To My Sister, My Biggest Supporter Through Chronic Illness
As people with debilitating illnesses, we often write about things that bother or hurt us, things we don’t like or things we want people to know. We want to vent, let it out and spread awareness to promote more understanding and compassion among people. But sometimes, we forget to thank and call out the good things – the things that have kept us going on so long, the things that make it worth it to hold on for just another day. I would like to talk about that.
My biggest support is my family (which includes my five cats, one of whom has now passed away). I know a lot of spoonies have issues with their families accepting their illnesses, believing the symptoms or taking them seriously, but I have been blessed with the most supportive family anyone could ask for. Without them, I wouldn’t have gotten this far.
They have never questioned the legitimacy of my illness, not even when we couldn’t find a diagnosis, they never stopped looking for better doctors or treatments, they never even once thought any of this was in my head or made up or exaggerated. They have always unequivocally believed me and looked after me and supported me in everything I wanted to do. They’ve never blamed me for any of it, never asked me if maybe it’s psychological or maybe I should try harder. I am so grateful for them and I wish and pray every spoonie has someone in their life who has their back unconditionally.
But today, I specifically want to write about and to my sister, the person who battles her own problems, has chronic pain herself but works a full-time job as a doctor and mother of two kids under the age of 3 and somehow survives it all.

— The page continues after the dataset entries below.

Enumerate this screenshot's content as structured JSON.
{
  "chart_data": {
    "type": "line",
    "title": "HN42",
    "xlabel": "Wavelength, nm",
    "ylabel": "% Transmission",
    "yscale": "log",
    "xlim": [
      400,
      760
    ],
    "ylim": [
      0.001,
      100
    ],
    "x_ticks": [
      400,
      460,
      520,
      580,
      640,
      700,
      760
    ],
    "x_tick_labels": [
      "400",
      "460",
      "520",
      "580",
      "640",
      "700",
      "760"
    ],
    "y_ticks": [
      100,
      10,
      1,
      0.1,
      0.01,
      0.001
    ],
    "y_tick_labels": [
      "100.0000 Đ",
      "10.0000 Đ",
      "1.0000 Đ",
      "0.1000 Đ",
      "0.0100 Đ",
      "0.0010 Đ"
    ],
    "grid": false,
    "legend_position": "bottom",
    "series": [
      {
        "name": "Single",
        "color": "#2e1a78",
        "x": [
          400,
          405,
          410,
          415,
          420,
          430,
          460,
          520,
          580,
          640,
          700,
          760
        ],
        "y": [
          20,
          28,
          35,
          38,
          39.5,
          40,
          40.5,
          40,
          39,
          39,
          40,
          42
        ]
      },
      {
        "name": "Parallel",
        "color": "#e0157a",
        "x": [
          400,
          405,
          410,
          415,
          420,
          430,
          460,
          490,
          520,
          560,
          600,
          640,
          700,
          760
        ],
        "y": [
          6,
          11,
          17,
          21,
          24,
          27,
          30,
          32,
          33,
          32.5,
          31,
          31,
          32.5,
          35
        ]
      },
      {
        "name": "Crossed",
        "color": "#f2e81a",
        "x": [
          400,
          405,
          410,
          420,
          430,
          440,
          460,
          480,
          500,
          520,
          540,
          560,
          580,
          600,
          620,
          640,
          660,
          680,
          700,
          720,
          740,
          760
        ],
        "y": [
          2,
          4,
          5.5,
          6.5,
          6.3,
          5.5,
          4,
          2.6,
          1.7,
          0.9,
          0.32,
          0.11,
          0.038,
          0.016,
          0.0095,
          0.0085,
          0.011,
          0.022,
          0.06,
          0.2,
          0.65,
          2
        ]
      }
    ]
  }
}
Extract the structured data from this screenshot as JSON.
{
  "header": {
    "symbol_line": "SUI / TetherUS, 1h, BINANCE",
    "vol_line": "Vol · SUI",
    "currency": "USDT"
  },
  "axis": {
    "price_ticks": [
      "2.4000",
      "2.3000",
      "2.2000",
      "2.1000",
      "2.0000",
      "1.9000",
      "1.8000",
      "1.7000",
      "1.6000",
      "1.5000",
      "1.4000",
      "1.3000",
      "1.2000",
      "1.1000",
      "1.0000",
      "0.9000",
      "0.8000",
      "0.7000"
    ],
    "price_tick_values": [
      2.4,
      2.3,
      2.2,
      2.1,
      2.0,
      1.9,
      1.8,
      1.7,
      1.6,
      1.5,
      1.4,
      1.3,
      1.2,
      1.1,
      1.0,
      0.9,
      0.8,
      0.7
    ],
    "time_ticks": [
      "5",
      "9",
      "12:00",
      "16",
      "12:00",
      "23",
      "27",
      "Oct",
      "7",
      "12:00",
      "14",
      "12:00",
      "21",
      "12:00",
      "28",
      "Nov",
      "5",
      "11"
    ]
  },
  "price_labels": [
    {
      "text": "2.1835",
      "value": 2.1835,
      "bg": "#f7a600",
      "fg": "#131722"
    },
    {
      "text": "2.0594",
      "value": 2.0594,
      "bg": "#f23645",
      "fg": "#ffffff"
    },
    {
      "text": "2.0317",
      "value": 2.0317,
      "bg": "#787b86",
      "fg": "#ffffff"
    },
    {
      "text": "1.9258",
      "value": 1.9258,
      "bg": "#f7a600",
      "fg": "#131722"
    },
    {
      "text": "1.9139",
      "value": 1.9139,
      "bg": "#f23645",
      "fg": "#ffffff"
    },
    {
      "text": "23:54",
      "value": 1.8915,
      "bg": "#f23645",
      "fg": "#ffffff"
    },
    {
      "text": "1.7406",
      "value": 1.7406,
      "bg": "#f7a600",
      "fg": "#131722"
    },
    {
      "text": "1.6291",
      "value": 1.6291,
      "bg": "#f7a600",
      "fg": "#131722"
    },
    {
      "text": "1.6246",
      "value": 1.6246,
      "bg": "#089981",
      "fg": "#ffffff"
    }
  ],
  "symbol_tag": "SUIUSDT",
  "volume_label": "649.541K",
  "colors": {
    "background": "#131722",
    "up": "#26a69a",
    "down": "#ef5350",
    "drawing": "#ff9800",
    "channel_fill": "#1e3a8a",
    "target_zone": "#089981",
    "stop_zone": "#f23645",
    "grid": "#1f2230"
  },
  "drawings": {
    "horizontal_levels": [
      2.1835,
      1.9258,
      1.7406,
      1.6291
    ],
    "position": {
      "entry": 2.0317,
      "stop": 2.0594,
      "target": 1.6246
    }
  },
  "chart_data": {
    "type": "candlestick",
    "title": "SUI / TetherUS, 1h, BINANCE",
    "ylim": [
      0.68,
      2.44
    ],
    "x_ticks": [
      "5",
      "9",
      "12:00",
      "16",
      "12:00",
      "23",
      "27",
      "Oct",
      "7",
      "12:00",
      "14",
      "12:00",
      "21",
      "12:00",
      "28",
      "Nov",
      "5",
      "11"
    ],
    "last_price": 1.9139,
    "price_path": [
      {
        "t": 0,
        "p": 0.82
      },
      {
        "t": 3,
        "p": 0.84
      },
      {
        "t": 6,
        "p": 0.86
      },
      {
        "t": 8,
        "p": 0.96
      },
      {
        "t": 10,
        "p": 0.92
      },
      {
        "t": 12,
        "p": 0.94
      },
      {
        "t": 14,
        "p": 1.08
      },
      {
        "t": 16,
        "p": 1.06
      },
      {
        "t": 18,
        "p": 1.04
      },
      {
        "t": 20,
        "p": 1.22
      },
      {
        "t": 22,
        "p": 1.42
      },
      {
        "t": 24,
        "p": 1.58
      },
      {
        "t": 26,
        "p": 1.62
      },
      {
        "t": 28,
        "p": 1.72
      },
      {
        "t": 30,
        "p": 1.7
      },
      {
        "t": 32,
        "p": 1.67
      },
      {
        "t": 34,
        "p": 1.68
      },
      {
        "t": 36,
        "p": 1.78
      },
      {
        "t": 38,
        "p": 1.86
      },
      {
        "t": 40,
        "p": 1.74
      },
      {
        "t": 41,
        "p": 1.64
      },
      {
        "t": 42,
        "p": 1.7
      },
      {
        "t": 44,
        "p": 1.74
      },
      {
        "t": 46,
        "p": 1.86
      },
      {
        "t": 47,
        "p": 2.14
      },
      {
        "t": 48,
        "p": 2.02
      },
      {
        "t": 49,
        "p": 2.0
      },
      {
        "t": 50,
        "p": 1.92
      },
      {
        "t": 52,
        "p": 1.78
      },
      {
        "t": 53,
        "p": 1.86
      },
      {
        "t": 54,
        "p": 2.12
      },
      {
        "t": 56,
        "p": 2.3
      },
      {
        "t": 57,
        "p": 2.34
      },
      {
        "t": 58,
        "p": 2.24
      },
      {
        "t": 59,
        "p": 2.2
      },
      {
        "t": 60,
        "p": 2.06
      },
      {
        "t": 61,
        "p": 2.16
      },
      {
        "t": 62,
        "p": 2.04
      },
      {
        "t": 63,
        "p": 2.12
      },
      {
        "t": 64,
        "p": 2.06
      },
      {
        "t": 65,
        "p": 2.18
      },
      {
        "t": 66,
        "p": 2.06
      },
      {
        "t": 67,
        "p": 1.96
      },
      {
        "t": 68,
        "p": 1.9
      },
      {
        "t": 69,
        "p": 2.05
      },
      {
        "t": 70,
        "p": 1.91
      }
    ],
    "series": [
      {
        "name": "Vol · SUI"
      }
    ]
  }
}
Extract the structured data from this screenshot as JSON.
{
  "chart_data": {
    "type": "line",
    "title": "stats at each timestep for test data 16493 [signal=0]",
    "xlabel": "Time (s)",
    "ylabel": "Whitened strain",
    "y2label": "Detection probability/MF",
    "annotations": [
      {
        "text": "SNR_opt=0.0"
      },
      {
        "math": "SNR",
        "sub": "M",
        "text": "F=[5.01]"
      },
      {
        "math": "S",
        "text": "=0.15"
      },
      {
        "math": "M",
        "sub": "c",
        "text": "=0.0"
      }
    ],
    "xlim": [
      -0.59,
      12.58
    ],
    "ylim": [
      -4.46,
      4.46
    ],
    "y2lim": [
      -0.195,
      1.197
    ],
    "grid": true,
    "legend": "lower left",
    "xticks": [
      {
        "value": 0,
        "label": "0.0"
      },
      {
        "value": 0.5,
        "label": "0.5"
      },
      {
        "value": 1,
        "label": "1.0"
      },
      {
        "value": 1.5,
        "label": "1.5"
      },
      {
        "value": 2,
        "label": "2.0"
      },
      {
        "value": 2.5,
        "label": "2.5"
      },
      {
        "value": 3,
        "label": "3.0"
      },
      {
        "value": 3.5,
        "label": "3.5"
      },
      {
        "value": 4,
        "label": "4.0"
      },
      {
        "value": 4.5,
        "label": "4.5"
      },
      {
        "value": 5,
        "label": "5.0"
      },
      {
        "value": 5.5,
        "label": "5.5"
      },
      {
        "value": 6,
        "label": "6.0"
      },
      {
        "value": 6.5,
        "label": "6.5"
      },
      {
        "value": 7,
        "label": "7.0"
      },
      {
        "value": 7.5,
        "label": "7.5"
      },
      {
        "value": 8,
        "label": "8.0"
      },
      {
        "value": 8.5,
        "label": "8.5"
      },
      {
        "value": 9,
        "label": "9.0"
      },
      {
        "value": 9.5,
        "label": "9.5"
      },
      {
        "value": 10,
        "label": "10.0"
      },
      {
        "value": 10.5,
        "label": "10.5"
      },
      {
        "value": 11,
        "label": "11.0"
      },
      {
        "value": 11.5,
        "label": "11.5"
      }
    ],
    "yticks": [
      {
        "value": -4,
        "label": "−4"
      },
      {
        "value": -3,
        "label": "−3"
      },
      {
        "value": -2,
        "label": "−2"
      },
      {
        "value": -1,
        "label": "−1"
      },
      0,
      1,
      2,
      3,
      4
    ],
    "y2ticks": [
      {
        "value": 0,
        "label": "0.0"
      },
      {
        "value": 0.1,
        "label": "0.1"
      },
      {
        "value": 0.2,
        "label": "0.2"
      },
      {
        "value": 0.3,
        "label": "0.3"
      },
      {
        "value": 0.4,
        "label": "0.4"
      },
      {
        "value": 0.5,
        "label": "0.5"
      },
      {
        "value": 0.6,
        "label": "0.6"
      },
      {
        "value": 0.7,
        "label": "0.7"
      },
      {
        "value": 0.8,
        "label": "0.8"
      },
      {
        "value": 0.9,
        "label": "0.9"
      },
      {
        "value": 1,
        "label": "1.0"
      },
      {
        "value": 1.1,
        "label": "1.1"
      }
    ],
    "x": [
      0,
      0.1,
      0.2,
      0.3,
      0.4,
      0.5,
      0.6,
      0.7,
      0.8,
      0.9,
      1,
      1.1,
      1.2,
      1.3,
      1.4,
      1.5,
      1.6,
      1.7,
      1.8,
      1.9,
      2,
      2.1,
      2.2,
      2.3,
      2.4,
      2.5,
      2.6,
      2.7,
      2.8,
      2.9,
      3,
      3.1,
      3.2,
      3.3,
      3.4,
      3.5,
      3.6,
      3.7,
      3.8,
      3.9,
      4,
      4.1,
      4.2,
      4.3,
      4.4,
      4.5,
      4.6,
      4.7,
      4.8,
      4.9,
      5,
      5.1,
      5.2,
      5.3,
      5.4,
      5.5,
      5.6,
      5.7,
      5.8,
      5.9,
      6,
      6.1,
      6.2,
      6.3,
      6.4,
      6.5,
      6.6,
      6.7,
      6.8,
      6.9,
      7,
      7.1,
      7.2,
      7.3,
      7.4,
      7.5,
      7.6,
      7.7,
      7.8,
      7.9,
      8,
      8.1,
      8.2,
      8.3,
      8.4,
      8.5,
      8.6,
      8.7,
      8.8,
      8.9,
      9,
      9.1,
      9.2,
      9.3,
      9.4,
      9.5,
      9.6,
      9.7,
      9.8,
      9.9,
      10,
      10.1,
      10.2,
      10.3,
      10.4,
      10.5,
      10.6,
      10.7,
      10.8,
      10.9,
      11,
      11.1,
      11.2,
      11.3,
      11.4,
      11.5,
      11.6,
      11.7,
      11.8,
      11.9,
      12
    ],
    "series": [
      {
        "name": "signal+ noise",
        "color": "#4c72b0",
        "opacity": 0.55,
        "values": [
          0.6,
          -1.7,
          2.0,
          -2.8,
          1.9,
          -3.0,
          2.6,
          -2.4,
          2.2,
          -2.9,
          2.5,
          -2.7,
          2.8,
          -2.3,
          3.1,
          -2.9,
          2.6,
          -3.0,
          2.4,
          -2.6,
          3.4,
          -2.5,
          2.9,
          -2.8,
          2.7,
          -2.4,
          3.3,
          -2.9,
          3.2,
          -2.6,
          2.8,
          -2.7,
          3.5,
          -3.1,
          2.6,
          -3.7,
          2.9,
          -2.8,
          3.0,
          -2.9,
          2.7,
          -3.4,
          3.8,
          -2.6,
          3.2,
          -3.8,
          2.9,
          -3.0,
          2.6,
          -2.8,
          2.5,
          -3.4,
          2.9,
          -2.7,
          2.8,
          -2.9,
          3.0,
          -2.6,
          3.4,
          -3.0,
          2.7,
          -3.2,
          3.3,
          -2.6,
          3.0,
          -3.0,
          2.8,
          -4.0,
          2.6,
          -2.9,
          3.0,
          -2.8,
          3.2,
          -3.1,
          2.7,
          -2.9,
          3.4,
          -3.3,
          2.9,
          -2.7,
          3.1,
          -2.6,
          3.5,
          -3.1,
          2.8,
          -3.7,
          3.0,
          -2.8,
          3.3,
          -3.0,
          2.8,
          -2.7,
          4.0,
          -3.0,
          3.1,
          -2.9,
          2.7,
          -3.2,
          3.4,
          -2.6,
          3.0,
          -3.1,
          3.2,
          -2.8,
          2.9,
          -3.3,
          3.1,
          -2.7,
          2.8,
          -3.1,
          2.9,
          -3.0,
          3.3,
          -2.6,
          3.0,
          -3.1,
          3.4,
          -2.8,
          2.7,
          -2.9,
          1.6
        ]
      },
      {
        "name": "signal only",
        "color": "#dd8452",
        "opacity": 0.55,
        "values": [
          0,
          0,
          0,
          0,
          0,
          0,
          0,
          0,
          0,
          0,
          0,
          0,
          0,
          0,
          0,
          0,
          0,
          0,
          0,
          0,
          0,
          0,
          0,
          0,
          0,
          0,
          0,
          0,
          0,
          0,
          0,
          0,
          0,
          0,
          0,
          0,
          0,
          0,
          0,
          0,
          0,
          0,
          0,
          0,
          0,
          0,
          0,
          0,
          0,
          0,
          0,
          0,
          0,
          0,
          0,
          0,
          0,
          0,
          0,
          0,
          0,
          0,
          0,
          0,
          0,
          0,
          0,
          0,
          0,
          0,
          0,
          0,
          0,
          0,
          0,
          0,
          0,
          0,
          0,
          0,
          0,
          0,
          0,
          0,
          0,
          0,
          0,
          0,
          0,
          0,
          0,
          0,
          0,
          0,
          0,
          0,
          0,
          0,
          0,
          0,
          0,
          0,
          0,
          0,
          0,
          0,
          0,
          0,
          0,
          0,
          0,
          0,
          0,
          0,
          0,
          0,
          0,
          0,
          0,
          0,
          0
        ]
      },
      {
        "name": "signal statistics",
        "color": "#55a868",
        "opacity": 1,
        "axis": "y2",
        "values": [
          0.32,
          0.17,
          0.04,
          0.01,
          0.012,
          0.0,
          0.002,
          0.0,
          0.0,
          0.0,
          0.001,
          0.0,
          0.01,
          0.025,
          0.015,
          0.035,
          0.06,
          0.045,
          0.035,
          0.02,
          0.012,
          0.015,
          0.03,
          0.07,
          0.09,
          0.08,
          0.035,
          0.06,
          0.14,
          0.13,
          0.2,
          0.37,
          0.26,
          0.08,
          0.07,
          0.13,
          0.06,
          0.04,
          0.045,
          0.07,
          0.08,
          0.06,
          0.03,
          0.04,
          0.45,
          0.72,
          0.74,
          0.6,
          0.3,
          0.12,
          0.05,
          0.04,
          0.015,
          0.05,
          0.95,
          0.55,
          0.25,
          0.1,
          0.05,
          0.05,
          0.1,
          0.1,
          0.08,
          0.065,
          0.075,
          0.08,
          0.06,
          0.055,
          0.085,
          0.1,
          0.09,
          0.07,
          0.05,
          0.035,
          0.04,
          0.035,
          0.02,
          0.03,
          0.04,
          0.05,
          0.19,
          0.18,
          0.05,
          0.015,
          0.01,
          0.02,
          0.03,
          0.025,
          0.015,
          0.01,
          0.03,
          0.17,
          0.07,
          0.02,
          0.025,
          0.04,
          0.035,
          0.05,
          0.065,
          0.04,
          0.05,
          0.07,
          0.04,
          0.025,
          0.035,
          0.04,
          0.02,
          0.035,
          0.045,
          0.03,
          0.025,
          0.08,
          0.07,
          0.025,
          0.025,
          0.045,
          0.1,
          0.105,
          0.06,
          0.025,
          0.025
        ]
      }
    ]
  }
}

I hope and pray that everyone is lucky enough to have at least one person – family, friend, significant other, pet – who is like my sister and I urge them to always be grateful to them because it’s not easy taking care of or even loving us.
To my dear sister, my rock, my biggest support, my anchor in the darkness and my best friend,
You are my whole world. If I didn’t have you, I wouldn’t have been able to live through this battle. You’ve forsaken your own comfort and left no stone unturned and spared no expense in doing whatever you could to help me, no matter how outlandish or difficult it was to you. You remind me time and time again not to feel guilty or blame myself for being sick, that I can’t work, not because of lack of motivation, but because of physical incapability.
Thank you for being my sister, for being the light at every difficult turn in the tunnel where I thought I couldn’t traverse. Thank you for going with me to every appointment and every ER visit, despite how difficult it is for you to make time for them. You’ve let me vent, complain, whine and given me a shoulder to cry on when your own hurts with the weight of my head too. No matter how much your chronic pain impacts your daily life, you set it aside for the sake of everyone else and my illnesses, and I wish you wouldn’t do that. But you are inherently selfless, you don’t know any other way to be.
You tell me every day that you don’t know how I do it, how I survive this way and that I am the strongest person you know. I feel the exact same way about you. You are the strongest, kindest, most loving person I know, someone who’s taken care of me like an overprotective mother ever since I was born. You’re the person who gave me what I wanted even before the words left my lips. And you gave me my nephews, two more little but bright lights to help make it through.
All I’ve ever wanted ever since I was young was to be like you, but people like you are one in seven billion and I’m grateful to God that He chose you to be my sister.
So this one goes out to you.
I love you to the moon and back,
Your chronically ill baby sister who chronically loves you forever.